En Medio de la Tierra. Así
se denomina desde tiempos inmemoriales a lo que se ha considerado como un mar.
Pero no siempre ha sido así. La denominación de Mare
Nostrum fue común durante años a la parte de agua comprendida entre Italia,
Cerdeña, Sicilia y Córcega. Evidentemente esa fue la denominación que el pueblo
romano le dió a lo que siempre había sido un compendio de mares, entre los que
se encontraban el Tirreno, Adriático, Jónico, Egeo...
Y el Mare Nostrum fue aumentando conforme aumentaban las
conquistas de Roma, hasta que se convirtió en lo que hoy conocemos como tal.

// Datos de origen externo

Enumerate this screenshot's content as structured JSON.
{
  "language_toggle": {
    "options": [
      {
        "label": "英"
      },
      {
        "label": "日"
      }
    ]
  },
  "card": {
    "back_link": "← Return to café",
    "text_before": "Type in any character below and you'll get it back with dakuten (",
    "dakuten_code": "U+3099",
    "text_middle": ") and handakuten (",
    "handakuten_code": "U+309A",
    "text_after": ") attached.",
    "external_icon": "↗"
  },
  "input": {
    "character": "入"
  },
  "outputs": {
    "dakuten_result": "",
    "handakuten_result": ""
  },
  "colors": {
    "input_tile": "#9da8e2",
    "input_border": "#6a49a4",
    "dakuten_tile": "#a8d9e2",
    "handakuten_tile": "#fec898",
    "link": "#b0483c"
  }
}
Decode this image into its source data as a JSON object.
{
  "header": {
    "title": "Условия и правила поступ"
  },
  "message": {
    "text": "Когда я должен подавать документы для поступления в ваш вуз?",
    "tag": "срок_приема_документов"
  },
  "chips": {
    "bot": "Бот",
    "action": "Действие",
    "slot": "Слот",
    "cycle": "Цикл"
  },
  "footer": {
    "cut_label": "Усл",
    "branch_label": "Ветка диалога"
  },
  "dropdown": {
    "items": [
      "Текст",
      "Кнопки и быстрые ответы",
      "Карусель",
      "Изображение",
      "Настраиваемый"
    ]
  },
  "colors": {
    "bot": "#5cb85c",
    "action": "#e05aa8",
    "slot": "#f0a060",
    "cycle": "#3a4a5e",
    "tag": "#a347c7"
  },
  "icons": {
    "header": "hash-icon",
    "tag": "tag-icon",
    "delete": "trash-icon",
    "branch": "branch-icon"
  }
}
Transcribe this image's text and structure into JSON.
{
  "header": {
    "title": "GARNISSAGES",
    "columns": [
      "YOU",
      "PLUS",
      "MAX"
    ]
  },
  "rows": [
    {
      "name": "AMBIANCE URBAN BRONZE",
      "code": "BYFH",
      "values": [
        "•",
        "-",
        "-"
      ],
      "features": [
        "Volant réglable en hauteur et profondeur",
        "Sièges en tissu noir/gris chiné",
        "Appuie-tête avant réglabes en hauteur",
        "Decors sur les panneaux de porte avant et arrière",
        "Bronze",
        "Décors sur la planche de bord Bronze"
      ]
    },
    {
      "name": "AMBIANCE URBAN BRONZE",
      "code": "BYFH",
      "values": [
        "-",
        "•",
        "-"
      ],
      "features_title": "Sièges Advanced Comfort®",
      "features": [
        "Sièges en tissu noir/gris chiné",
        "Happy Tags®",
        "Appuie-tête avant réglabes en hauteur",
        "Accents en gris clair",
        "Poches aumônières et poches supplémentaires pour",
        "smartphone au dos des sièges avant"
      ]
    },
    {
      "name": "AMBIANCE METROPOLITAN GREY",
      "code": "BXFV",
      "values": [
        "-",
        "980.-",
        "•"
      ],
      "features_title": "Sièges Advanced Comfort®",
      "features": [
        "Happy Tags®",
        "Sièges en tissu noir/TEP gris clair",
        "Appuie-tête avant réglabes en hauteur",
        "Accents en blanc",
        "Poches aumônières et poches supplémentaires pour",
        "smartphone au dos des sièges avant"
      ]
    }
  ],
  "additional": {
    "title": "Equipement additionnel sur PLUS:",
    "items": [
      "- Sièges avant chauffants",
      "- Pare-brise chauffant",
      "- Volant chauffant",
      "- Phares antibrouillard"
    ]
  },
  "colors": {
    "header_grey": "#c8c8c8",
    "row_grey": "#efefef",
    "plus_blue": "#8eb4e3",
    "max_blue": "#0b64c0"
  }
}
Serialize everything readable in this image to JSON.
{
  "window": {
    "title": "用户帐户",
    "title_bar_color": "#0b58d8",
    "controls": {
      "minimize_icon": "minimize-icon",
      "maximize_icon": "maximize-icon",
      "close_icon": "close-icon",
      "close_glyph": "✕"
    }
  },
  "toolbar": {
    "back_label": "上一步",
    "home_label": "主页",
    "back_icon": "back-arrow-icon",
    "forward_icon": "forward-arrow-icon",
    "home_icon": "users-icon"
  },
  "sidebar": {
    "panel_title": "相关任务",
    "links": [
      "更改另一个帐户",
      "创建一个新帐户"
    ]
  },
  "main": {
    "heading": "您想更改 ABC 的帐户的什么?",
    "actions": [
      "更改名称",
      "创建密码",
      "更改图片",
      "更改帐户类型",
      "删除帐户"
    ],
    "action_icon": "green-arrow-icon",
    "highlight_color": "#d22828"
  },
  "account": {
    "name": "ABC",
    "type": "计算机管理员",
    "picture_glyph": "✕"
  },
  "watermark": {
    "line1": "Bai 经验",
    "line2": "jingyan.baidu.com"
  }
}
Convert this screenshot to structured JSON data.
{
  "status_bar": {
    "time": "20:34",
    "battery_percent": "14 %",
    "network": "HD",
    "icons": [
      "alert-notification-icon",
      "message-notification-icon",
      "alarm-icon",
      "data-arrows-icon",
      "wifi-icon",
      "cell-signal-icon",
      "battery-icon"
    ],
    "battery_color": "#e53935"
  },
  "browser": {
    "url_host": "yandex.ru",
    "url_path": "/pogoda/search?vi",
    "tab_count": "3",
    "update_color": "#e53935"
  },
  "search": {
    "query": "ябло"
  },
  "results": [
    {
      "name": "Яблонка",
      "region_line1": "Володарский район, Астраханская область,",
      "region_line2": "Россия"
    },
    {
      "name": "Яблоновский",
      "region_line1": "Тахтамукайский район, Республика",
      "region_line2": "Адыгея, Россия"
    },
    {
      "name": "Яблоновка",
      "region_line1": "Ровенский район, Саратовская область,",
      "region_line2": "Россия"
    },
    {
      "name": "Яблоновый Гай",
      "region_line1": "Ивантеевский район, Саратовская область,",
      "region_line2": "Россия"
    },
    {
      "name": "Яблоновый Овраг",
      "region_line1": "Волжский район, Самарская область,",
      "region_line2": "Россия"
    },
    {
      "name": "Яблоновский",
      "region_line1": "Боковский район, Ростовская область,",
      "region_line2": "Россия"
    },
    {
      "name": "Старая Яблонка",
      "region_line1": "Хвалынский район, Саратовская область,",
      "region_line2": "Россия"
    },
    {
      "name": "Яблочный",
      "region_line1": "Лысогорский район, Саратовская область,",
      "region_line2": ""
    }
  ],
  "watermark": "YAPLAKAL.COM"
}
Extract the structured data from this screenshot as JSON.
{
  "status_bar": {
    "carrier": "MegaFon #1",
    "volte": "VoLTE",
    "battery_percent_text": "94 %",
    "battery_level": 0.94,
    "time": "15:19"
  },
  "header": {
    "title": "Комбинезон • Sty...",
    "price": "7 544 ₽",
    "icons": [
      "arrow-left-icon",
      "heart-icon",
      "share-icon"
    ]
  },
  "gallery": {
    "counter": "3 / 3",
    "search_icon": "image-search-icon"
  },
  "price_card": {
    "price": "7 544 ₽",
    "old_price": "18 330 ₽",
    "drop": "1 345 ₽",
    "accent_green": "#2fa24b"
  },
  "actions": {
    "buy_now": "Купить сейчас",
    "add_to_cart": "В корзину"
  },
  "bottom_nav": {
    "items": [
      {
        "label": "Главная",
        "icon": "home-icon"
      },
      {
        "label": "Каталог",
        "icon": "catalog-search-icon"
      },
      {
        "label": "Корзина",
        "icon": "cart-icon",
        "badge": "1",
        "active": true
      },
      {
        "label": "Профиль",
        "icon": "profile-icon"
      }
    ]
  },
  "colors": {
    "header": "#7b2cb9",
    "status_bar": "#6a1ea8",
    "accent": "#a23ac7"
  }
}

Pero, a pesar de ese criterio de unificación -más bien de
dominación- por parte de los conquistadores romanos, el Mediterráneo era un
lugar en el que se encontraban toda una serie de razas, de costumbres... de
colores.
El constante enfrentamiento de las costumbres entre la
tierra y el mar, dió lugar a dos tipos de pueblo -casi podríamos decir razas-
diferenciados: los pueblos de tierra y los pueblos de mar, o lo que es lo
mismo, las epirocracias y las talasocracias.
Los estados epirocráticos, amparados por la orografía,
estaban resguardados del resto de los pueblos, y no sólo durante las épocas de
conquista, sino también de las influencias de los contactos que se hacían
frecuentemente con otros pueblos y con sus costumbres, contactos que se
llevaban a cabo a través de la navegación.
Y allí es donde nos encontramos con los estados
talasocráticos. Los pueblos cuya riqueza provenía precisamente de su
conocimiento de otros pueblos, de su comercio, de sus guerras, de su
agricultura.
Pero ese conocimento de la agricultura, que tanto hizo
florecer los cultivos del Litoral Mediterráneo, no se consiguió de un día para
otro. Un conocimiento extenso de la Tierra no se consigue en poco tiempo. Se
necesitan muchos años de unión con la Naturaleza para llegar a ello..., o bien
se puede usar lo que otros pueblos doctos en el tema saben. Y parece ser que en
este caso lo sucedido se acerca más a lo segundo. Echemos un vistazo a las
“cosas que deben ser leídas”.
Cuenta la leyenda que Herakles fue el encargado de robar
las manzanas del Jardín de las Hespérides, de las Hijas de Poniente.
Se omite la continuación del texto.